Performance Considerations for Elasticsearch 2.0 Indexing

By Michael McCandless

A little over a year ago I described how to maximize indexing throughput with Elasticsearch, but a lot has changed since then so here I explain the changes that affect indexing performance in Elasticsearch 2.0.0.

small-auto-throttle.jpg

Store throttling is now automatic

Prior to 2.0.0, Elasticsearch throttled ongoing merges at fixed rate (20 MB/sec by default), but this was often far too low and would easily lead to merges falling behind and subsequent index throttling. 

As of 2.0.0, Elasticsearch now uses adaptive merge IO throttling: when merges are starting to fall behind, the allowed IO rate is increased, and decreased when merges are keeping up. This means a sudden but rare large merge on a low-throughput indexing use case should not saturate all available IO on the node, minimizing impact to ongoing searches and indexing.

But for heavy indexing, the allowed merge IO will increase to match the ongoing indexing.

This is good news!  It means you shouldn't need to touch any throttling settings: just use the defaults.

Multiple path.data

Using multiple IO devices (by specifying multiple path.data paths) to hold the shards on your node is useful for increasing total storage space, and improving IO performance, if that's a bottleneck for your Elasticsearch usage.

With 2.0, there is an important change in how Elasticsearch spreads the IO load across multiple paths: previously, each low-level index file was sent to the best (default: most empty) path, but now that switch is per-shard instead.  When a shard is allocated to the node, the node will pick which path will hold all files for that shard. 

The improves resiliency to IO device failures: if one of your IO devices crashes, now you'll only lose the shards that were on it, whereas before 2.0 you would lose any shard that had at least one file on the affected device (typically this means nearly all shards on that node).

Note that an OS-level RAID 0 device is also a poor choice as you'll lose all shards on that node when any device fails, since files are striped at the block level, so multiple path.data is the recommended approach.

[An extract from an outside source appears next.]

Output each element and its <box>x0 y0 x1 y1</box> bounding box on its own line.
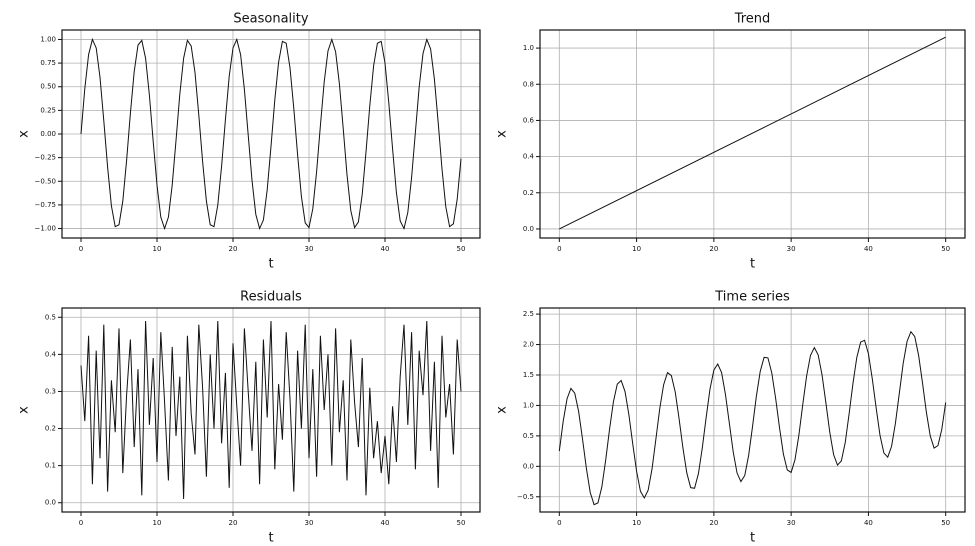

You should still have at least 1 replica for your indices so you can recover the lost shards from other nodes without any data loss.

The Auto-ID optimization is removed

Previously, Elasticsearch optimized the auto-id case (when you didn't provide your own id for each indexed document) to use append-only Lucene APIs under-the-hood, but this proved problematic in error cases and so we removed it.

We also greatly improved ID lookup performance so that this optimization was no longer so important, and this allowed us to remove bloom filters entirely as they consumed non-trivial heap but didn't offer much ID lookup performance gain.

Finally, as of 1.4.0, Elasticsearch now uses Flake IDs to generate its IDs, for better lookup performance over the previous UUIDs.

All of this means you should feel free to use your own id field, with no performance penalty due to the now removed auto-id handling, but just remember that your choice of id field values does affect indexing performance.

More indexing changes...

Beyond these changes there have been a great many additional 2.0 indexing changes such as: enabling doc values by default (instead of using CPU- and heap-costly field data at search time), moving the dangerous delete-by-query API from a core API to a safe plugin on top of the bulk indexing API, exposing control over increased stored fields compression while indexing, better compression of sparse doc values and norms, reducing heap required when merging and a number of improvements in resiliency such as detecting pre-existing index corruption when merging.

If you are curious about the low-level Lucene actions while indexing, add index.engine.lucene.iw: TRACE to your logging.yml, but be warned: this generates impressively copious output!

Our nightly indexing performance charts shows that we are generally moving in the right direction with our defaults over time: the docs/sec and segment counts for the defaults (4 GB) heap has caught up to the fast performance line.